Why does swirling make alcohol smell stronger sometimes?
Swirling releases all volatiles-good and bad. If a wine is too warm or very high in alcohol, take shorter sniffs and cool the glass slightly by holding the stem and waiting a minute.
What about “See” and “Savor”-am I missing out with only three S’s?
You can add those once you’re comfortable. “See” (appearance) helps with faults and age clues. “Savor” reminds you to track the finish. The three S’s remain your fast, effective core.
Next steps for different situations:
- At a tasting with 10+ wines: spit, sip water between flights, and use the 2-2-10 rhythm. Take one-line notes to avoid palate fatigue.
- At home with friends: pick one white and one red with clear personalities (e.g., Sauvignon Blanc and Rioja). Compare them using the same three S’s so everyone hears how structure and aroma differ.
- If you’re sensitive to strong smells: choose lower-alcohol wines (11-13%) and cooler serving temps. Take shorter sniffs with longer breaks.
- If your glassware is basic: no stress. Any tulip-ish shape works.
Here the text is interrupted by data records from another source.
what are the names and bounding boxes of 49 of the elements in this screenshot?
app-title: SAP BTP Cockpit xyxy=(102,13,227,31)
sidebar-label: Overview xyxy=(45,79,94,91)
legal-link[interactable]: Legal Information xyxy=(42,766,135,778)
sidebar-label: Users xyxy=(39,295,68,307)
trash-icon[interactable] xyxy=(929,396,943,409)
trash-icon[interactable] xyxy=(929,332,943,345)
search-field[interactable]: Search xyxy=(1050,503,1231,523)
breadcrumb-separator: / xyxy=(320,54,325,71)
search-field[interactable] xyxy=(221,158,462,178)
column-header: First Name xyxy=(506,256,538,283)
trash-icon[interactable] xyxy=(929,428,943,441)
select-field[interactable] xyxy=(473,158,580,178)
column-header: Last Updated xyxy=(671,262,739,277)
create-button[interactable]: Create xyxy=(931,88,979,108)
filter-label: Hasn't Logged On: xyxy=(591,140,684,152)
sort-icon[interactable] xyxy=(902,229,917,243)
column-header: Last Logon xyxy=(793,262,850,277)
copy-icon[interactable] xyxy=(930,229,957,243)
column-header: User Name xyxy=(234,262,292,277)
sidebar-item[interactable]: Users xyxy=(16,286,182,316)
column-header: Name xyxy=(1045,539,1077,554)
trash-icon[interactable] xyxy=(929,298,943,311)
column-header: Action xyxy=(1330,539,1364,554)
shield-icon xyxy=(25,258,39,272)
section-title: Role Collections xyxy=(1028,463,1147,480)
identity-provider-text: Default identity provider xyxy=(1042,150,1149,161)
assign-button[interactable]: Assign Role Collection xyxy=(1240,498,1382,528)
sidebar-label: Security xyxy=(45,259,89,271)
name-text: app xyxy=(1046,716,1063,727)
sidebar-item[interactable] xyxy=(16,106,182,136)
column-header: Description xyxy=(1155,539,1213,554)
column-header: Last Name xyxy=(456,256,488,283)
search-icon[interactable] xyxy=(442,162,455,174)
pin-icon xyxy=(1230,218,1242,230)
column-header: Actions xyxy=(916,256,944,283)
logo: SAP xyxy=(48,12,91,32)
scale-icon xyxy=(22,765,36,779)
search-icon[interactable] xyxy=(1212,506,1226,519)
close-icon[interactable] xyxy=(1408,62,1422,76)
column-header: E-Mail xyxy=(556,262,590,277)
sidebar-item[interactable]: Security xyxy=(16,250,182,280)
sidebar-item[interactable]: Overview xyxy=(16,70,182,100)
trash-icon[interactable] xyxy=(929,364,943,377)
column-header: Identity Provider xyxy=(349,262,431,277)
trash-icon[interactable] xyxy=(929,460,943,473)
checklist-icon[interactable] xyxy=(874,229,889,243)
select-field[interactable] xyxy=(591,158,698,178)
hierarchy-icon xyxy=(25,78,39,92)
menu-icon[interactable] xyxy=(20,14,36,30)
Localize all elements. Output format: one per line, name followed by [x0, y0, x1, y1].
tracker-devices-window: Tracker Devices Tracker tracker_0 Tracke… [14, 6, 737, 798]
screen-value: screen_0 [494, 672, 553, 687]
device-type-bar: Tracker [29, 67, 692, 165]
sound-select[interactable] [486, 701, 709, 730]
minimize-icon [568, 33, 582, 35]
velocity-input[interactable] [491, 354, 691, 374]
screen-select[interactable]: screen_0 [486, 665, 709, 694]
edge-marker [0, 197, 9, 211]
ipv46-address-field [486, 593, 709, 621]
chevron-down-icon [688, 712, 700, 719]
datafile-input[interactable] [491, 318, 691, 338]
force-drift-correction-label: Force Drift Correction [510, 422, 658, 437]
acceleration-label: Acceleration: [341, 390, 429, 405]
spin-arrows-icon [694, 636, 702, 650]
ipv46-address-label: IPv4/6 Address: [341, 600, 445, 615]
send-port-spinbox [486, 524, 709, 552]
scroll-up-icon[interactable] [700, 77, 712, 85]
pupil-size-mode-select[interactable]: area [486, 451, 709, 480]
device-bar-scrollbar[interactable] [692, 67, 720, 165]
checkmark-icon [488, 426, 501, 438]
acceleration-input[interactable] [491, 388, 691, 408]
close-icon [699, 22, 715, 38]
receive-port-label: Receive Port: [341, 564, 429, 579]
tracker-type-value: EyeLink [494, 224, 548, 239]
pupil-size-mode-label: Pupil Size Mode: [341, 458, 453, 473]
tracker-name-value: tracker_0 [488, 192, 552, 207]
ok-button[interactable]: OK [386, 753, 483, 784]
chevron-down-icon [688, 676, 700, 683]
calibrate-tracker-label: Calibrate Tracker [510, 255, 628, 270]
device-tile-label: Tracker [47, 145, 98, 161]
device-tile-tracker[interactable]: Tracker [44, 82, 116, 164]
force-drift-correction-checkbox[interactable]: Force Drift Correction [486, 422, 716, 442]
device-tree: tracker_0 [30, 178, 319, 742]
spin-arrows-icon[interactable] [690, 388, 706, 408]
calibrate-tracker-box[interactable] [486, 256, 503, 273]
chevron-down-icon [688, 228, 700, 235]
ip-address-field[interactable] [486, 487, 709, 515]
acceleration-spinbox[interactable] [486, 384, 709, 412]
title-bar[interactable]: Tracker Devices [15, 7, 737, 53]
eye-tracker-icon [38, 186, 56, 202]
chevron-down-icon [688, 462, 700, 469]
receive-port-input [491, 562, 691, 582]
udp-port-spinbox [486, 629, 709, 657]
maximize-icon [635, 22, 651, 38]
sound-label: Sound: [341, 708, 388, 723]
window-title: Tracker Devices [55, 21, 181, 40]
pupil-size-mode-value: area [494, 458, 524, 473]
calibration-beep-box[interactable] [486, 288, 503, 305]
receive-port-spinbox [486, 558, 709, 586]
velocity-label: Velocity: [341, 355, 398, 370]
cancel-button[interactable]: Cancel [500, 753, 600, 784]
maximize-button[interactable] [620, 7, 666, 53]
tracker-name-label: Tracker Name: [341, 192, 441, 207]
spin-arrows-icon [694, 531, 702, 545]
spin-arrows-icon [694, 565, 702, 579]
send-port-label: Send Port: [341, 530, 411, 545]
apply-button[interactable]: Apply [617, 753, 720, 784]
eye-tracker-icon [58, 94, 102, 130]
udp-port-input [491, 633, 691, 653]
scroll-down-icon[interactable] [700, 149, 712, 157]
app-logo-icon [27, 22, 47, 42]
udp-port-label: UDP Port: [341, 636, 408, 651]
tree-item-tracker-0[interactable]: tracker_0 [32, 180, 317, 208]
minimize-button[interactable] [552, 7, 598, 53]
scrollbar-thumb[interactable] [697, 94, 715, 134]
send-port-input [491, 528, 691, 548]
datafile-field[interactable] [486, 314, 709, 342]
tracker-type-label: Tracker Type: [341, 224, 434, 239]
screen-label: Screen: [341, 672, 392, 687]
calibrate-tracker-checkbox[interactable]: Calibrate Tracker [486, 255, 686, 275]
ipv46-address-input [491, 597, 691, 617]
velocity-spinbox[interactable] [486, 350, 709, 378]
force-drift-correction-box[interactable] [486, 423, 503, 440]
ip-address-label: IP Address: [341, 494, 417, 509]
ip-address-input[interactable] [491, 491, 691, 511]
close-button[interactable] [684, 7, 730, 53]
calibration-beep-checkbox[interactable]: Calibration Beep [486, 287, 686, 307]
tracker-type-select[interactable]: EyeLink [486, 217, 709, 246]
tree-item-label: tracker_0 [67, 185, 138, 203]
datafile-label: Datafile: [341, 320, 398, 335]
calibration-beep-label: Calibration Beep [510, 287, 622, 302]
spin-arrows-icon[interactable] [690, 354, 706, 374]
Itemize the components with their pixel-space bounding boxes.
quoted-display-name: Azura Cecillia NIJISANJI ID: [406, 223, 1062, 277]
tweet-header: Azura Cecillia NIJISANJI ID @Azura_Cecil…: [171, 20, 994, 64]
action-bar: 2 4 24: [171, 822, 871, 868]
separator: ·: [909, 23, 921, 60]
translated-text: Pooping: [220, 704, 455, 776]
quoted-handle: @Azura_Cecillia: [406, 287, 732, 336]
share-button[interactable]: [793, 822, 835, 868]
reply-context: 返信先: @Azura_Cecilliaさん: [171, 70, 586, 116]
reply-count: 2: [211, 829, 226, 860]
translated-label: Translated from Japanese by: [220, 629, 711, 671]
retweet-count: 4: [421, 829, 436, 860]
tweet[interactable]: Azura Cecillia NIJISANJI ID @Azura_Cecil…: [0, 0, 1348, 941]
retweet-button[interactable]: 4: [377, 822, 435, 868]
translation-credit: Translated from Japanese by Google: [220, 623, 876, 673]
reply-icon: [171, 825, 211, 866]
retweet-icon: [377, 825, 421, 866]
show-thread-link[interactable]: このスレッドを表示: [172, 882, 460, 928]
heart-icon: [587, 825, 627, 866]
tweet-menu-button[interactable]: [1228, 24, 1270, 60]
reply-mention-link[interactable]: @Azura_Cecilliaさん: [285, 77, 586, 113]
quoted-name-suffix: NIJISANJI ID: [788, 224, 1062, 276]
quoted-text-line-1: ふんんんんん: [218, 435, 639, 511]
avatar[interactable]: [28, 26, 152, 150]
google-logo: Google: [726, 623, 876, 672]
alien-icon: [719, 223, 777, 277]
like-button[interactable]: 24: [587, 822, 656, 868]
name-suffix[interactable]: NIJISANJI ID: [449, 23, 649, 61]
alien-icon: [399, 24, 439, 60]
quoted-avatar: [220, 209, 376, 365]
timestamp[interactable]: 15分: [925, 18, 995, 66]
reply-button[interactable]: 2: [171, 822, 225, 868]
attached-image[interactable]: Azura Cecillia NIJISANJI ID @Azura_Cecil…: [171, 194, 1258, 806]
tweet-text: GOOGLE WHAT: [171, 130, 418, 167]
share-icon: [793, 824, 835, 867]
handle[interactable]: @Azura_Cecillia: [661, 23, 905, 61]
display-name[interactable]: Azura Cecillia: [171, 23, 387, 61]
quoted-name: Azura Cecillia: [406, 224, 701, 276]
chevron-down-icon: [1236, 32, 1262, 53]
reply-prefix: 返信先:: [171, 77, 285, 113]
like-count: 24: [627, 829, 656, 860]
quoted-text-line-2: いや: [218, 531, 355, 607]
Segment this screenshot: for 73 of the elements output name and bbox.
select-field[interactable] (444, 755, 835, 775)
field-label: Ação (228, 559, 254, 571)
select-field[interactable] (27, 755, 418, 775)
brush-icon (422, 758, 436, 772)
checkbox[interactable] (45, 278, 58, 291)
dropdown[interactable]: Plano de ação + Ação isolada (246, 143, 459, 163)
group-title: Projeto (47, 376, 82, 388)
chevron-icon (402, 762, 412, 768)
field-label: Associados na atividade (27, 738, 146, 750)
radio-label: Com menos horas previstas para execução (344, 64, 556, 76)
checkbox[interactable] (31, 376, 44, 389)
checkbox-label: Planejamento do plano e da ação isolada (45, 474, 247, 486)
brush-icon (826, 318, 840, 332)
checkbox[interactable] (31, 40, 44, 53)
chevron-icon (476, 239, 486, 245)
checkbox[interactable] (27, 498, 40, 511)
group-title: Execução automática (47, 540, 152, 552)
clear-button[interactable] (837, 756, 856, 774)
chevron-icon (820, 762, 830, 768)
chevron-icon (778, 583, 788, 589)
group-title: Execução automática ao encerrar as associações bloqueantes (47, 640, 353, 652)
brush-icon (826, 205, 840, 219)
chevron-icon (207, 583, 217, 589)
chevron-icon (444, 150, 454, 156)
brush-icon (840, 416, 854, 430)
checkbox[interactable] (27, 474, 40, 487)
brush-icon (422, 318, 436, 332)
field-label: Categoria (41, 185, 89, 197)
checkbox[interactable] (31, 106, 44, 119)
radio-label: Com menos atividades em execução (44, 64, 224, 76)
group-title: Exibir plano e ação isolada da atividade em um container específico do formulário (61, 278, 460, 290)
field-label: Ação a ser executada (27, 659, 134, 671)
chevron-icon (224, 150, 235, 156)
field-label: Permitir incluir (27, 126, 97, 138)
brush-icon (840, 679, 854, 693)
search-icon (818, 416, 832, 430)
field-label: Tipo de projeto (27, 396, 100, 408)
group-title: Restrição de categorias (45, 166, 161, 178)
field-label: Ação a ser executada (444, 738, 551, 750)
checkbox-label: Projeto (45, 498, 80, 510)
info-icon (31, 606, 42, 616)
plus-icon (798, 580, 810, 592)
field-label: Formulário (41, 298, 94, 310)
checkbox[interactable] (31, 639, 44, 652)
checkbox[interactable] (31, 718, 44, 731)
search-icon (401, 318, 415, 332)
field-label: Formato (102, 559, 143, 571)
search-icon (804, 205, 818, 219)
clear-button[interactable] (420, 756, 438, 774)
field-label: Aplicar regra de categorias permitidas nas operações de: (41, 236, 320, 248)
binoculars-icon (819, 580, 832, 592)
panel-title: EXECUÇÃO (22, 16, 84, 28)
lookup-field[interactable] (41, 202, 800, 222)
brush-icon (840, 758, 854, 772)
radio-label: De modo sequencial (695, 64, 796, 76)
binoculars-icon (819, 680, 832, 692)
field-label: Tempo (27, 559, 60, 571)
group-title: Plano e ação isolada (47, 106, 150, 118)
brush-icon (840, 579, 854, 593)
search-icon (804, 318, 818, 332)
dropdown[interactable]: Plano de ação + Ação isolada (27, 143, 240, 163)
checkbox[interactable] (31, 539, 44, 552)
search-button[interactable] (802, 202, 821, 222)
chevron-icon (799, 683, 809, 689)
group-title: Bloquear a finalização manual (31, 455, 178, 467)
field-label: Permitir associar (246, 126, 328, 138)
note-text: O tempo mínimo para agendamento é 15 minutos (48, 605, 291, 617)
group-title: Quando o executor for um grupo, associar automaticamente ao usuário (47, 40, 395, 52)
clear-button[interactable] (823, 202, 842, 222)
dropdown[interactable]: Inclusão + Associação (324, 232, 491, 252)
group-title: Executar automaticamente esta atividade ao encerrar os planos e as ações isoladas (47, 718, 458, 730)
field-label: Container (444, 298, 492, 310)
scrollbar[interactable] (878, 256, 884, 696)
Just leave headspace and keep it clean and unscented.
- Training your nose: smell your kitchen regularly-lemon zest, black pepper, cinnamon, basil. Naming these outside of wine builds a mental library you’ll recognize in the glass.
Credibility snapshot: Wine education bodies like WSET and the Court of Master Sommeliers organize tasting into appearance, nose, and palate; sensory science from UC Davis shows aroma drives most flavor perception; and AWRI research explains why some people detect peppery notes more intensely. The three S’s wrap these truths into a simple habit you can use anywhere-from a casual dinner to a formal tasting.
One last nudge: don’t chase poetry; chase clarity. Swirl to wake it up, smell to map it, sip to understand it. Repeat across different styles and your notes-and your enjoyment-will get sharper fast.